As politicians increasingly call for antitrust crackdowns on Big Tech companies, it’s worth considering some of the positive effects these companies have had as they’ve grown.
The five largest tech firms in the United States — Microsoft, Apple, Amazon, Alphabet (the parent company of Google), and Facebook — have collectively put more than 1 million people to work between 2000 and 2018.
Since 2000 (or since the earliest available data), Alphabet has grown the most, with a 2018 headcount a whopping 347 times what it was in 2001, according to a CNBC analysis. Amazon, meanwhile, is 72 times as large as it was in 2000.

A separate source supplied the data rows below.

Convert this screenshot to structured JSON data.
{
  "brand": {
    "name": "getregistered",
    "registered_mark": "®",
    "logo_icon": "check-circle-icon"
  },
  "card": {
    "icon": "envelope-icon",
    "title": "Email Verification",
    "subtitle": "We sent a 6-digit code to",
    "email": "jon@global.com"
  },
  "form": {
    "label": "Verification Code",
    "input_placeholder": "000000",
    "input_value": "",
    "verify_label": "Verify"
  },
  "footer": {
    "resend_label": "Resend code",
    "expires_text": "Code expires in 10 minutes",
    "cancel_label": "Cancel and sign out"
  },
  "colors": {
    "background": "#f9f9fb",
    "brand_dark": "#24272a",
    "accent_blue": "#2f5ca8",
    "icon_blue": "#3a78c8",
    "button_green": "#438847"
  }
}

While Amazon has generated more jobs than any of the other four firms included above, the comparison is not quite apples-to-apples. Amazon has hundreds of thousands of employees staffing its fulfillment centers and handling other distribution tasks, many of whom are paid hourly wages starting at $15 an hour. Amazon is also the only one of the big five tech companies to include part-time employees, and it noted that its headcount, which stood at 647,500 at the end of December 2018, can fluctuate depending on seasonal demand.
Similarly, many Apple employees are likely retail workers and customer service reps at the company’s retail stores.

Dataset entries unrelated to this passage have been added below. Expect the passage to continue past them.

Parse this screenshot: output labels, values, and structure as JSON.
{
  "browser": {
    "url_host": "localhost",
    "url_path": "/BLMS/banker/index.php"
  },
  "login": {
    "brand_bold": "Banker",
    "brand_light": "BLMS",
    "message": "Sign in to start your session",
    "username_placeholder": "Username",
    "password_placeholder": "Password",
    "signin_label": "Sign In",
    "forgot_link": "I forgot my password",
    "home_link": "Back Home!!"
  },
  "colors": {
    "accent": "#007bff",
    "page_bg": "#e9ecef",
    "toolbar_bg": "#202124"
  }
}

All of these companies also employ contractors who are not counted in the headcount numbers. For instance, Bloomberg reported in summer 2018 that about half of Google’s employees are contractors.
Lastly, while these companies have added jobs, they have also displaced entire industries and contributed to job losses there. For instance, the iPhone made a lot of other mobile players, including BlackBerry and Nokia, irrelevant, and Amazon and other e-commerce players have probably contributed to the closure of malls and retail chains.